Resta il fatto che nella lunga notte che ha preceduto il blitz delle forze di sicurezza bengalesi, l'ipotesi avanzata ieri dai Ros era cominciata a circolare con una certa insistenza tra palazzo Chigi e l'unità di crisi della Farnesina insieme alla convinzione che non ci fosse un minuto da perdere per tentare l'azione di forza in modo da non dar tempo ai terroristi di seviziare ed uccidere tutti gli ostaggi. Ieri pomeriggio, intervistato da Maria Latella per Sky, è stato Matteo Renzi a cercare di gettare acqua sul fuoco delle ricostruzioni pubblicate ieri e che raccontavano di una irritazione di Roma nei confronti di Dacca per non aver voluto condividere tempi e modalità dell'operazione. «Era un commando pronto a tutto. Abbiamo seguito in diretta ogni momento. Io credo - ha aggiunto il premier - che tutto sia necessario tranne ricostruzioni che poi spesso sono false. Loro sono entrati lì per uccidere».

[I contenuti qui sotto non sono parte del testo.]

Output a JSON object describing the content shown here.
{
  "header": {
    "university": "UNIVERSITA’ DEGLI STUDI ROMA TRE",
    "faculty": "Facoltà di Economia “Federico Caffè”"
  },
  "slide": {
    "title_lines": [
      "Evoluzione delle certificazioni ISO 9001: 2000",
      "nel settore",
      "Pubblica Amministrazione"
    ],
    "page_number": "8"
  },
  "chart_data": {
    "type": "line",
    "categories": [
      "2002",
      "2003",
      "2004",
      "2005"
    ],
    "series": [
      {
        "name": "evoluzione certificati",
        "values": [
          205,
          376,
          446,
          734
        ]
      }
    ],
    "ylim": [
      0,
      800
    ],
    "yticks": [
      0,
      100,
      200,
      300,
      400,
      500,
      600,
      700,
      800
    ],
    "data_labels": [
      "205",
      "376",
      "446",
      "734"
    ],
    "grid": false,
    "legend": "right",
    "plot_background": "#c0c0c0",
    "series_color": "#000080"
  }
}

Il presidente del Consiglio ha anche raccontato che sono stati sventati «almeno due o tre attentati con intercettazioni ultimo tipo». Attraverso l'ascolto di file audio WhatsApp abbiamo bloccato in Lombardia una persona che stava per farsi saltare in aria». Intercettazioni e cyber-sicurezza riportano d'attualità a palazzo Chigi il ruolo che, nelle intenzioni del premier, avrebbe dovuto avere Marco Carrai. Anche ieri è stato fitto lo scambio di consultazioni tra i vertici della sicurezza, il sottosegretario ai servizi Marco Minniti, i direttori di Dis, Aise ed Aisi, Alessandro Pansa, Alberto Manenti e Mario Parente, il capo della polizia, Franco Gabrielli. La necessità di rafforzare la rete di agenti dell'Aise in Asia viene presa in esame. Il principio che ispira palazzo Chigi resta quello di un euro sulla sicurezza e un euro sulla cultura. Bene quindi rafforzare l'intelligence, ma soprattutto occorre investire per evitare che altri giovani della ricca borghesia, occidentale e non, decidano - come accaduto a Dacca - di imbracciare le armi per conto del Califfo.

SOFT TARGET
Mercoledì le salme delle nove vittime dovrebbero rientrare in Italia e ad accoglierle ci sarà il presidente della Repubblica Sergio Mattarella rientrato anzitempo dal viaggio in America Latina. Sempre in settimana Renzi incontrerà i capigruppo di tutti i partiti e molto probabilmente toccherà al ministro Paolo Gentiloni informare il Parlamento su quanto accaduto.

La «prevalente» ipotesi dei Ros apre comunque un interrogativo sulla evoluzione della minaccia terrorista dell'Isis e dei vari nuclei jihadisti, spesso in concorrenza tra loro, che sono riusciti a reclutare terroristi anche in Asia e in quello che sino a qualche anno fa era il pacifico e tollerante Bangladesh. Non più obiettivi eclatanti, ma luoghi pubblici affollati, e una capacità di penetrazione senza precedenti anche in strati sociali sinora insospettati.